Embora se verifique maior atenção às atividades de inovação no nível organizacional (comparativamente às versões dos surveys citados sobre inovação), pouco espaço é destinado ao estudo das inovações organizacionais nos contextos brasileiro e português. Particularmente na leitura do contexto brasileiro, percebe-se uma preocupação intensa das organizações com a inovação tecnológica em produtos e em processos, bem como do Estado e suas instituições em fomentar novos desenvolvimentos nessa área.

As inovações organizacionais, todavia, tornam-se cada vez mais importantes, como apontado nos tópicos anteriores. Do ponto de vista teórico-conceitual, a discussão sobre essa dimensão

da inovação é mais profícua, evidenciando sua importância35.
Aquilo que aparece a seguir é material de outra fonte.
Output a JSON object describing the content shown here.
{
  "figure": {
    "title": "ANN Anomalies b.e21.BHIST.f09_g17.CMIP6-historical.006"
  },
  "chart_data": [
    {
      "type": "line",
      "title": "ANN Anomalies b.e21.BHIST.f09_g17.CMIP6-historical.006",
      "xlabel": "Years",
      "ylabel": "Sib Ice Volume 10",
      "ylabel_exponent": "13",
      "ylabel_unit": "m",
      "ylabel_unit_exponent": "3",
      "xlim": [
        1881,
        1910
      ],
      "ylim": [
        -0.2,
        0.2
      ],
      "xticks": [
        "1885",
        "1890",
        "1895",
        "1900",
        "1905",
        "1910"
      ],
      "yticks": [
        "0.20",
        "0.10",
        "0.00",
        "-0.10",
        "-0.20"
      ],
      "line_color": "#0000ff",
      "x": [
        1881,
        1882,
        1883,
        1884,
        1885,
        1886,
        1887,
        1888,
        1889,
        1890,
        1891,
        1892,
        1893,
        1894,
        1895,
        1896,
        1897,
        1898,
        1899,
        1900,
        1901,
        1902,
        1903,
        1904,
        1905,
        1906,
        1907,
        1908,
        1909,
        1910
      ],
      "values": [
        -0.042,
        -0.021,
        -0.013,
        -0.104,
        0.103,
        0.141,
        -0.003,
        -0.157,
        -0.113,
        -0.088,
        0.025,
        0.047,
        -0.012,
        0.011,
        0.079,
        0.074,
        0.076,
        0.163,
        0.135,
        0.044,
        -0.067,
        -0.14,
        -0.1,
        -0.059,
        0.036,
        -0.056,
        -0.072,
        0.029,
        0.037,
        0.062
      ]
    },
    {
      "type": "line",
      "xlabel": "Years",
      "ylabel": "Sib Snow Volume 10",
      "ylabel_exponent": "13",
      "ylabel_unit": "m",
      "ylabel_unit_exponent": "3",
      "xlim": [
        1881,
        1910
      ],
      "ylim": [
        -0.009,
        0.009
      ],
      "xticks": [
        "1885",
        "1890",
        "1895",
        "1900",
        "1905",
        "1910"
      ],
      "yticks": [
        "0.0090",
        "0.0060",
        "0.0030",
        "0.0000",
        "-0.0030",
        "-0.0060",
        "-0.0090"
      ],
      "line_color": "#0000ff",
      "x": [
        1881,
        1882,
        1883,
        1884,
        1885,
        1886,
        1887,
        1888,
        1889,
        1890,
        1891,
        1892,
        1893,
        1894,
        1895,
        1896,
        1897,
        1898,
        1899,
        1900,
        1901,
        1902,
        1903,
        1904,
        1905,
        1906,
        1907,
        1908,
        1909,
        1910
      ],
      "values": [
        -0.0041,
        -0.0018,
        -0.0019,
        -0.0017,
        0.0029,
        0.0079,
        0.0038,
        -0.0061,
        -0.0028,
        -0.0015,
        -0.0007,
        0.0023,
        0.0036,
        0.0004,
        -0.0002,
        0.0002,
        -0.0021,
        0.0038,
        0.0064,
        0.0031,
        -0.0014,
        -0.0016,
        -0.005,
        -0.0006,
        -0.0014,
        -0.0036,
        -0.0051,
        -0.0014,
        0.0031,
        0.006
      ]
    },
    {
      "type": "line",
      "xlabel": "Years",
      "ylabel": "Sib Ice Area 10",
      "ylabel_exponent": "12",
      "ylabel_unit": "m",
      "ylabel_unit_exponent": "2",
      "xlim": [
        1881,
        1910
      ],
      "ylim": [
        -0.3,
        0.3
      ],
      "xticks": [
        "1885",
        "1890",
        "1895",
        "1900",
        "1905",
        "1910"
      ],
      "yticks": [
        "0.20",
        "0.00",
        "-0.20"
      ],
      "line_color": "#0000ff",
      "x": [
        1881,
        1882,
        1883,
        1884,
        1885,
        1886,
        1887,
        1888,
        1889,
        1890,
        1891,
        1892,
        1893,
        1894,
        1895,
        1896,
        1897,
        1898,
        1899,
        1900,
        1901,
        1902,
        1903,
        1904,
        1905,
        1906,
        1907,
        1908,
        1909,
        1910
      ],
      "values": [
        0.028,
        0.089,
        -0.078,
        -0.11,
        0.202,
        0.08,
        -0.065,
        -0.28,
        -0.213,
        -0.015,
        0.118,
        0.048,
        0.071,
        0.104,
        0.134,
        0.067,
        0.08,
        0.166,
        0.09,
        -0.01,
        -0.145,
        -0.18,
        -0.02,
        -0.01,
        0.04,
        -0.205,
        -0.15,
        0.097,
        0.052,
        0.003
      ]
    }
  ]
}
Estudos sobre inovação nos contextos brasileiro e português podem trazer à tona questões relacionadas à inserção dos países em blocos regionais. De um lado, Portugal está inserido num bloco econômico consolidado – a União Europeia –, que possui um projeto comum de inovação chamado “Estratégia de Lisboa”, cujo maior enfoque está na inovação e no conhecimento como elementos centrais para a competitividade do bloco. Por sua vez, o Brasil, que sofreu um processo de industrialização mais recente, está inserido num contexto menos integrado que o europeu – em termos econômicos, principalmente.

É importante também ampliar as discussões explicitadas no que diz respeito às similaridades entre Brasil e Portugal no que tange à inovação. Esses países possuem similaridades não somente em sua posição em um ranking global, mas também no que diz respeito às transformações necessárias e aos desafios para o desenvolvimento de inovações (embora em "escalas" diferentes) compatíveis com os contextos nos quais estão inseridos.